Neapel d. 27. [- 29.] May 87.

Ihre lieben und werthen drey Briefe habe ich vor einigen Tagen auf einmal von Rom erhalten, wie die[220] drey ersten zu ihrer Zeit auch alle richtig eingelaufen waren. Nun verlangt mich um so mehr nach Rom, um von Lucchesini die Begebenheiten zu erfahren, an denen Sie soviel Theil haben. Möge Alles auch zu Ihrem Glück und Freude ausschlagen. Von meiner glücklichen Rückkunst aus Sicilien von meiner Exkursion nach Pestum wird Fr. von Stein etwas sagen können; überhaupt aber muß ich alles Detail biß auf meine Rückkunst versparen, denn da war und ist kein Mittel, meine Anmerckungen in Ordnung zu bringen.
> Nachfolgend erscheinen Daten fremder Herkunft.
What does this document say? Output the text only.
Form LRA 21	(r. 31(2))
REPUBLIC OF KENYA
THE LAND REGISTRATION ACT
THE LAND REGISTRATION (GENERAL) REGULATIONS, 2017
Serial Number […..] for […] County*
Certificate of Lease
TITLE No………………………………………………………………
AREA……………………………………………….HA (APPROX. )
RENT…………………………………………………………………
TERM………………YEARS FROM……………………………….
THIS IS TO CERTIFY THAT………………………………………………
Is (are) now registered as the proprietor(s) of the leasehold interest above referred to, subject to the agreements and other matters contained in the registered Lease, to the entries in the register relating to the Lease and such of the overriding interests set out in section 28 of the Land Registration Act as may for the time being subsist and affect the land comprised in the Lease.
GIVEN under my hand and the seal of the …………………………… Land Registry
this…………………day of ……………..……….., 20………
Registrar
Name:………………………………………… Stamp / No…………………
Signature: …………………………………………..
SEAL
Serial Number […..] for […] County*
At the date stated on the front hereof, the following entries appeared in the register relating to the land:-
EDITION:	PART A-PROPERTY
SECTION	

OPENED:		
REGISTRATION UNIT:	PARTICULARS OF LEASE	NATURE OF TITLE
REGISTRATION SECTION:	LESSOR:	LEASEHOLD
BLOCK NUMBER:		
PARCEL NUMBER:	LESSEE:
Ich bin über alle Maaßen von meiner Reiße zufrieden und von meinem zweyten hiesigen Aufenthalt. Ich habe mehrere interessante Menschen kennen lernen, um derentwillen ich wohl noch eine Zeit bleiben möchte, allein der erste Juni ist und bleibt zu meiner Abfahrt angesetzt, eben wie ich aus Rom bald nach St. Peter zu gehen gedencke. Für den ersten Anbiß habe ich nun Italien genug gekostet, wollte ich es mehr und gründlicher nutzen; so müßte ich in einigen Jahren so wieder kommen, ich bin nur von Gipfel zu Gipfel geeilt und sehe nun erst recht was mir alles an Mittelkenntnißen fehlt. Daß ich Sicilien gesehen habe, ist mir ein unzerstörlicher Schatz auf mein ganzes Leben.

Unter dem was ich mitbringe wird hoffentlich manches für Sie seyn, was Sie bestellen will ich in Rom treulich besorgen, auch mir daselbst einige Correspondenz offen halten daß man im Falle immer an gute Künstler rekurriren kann.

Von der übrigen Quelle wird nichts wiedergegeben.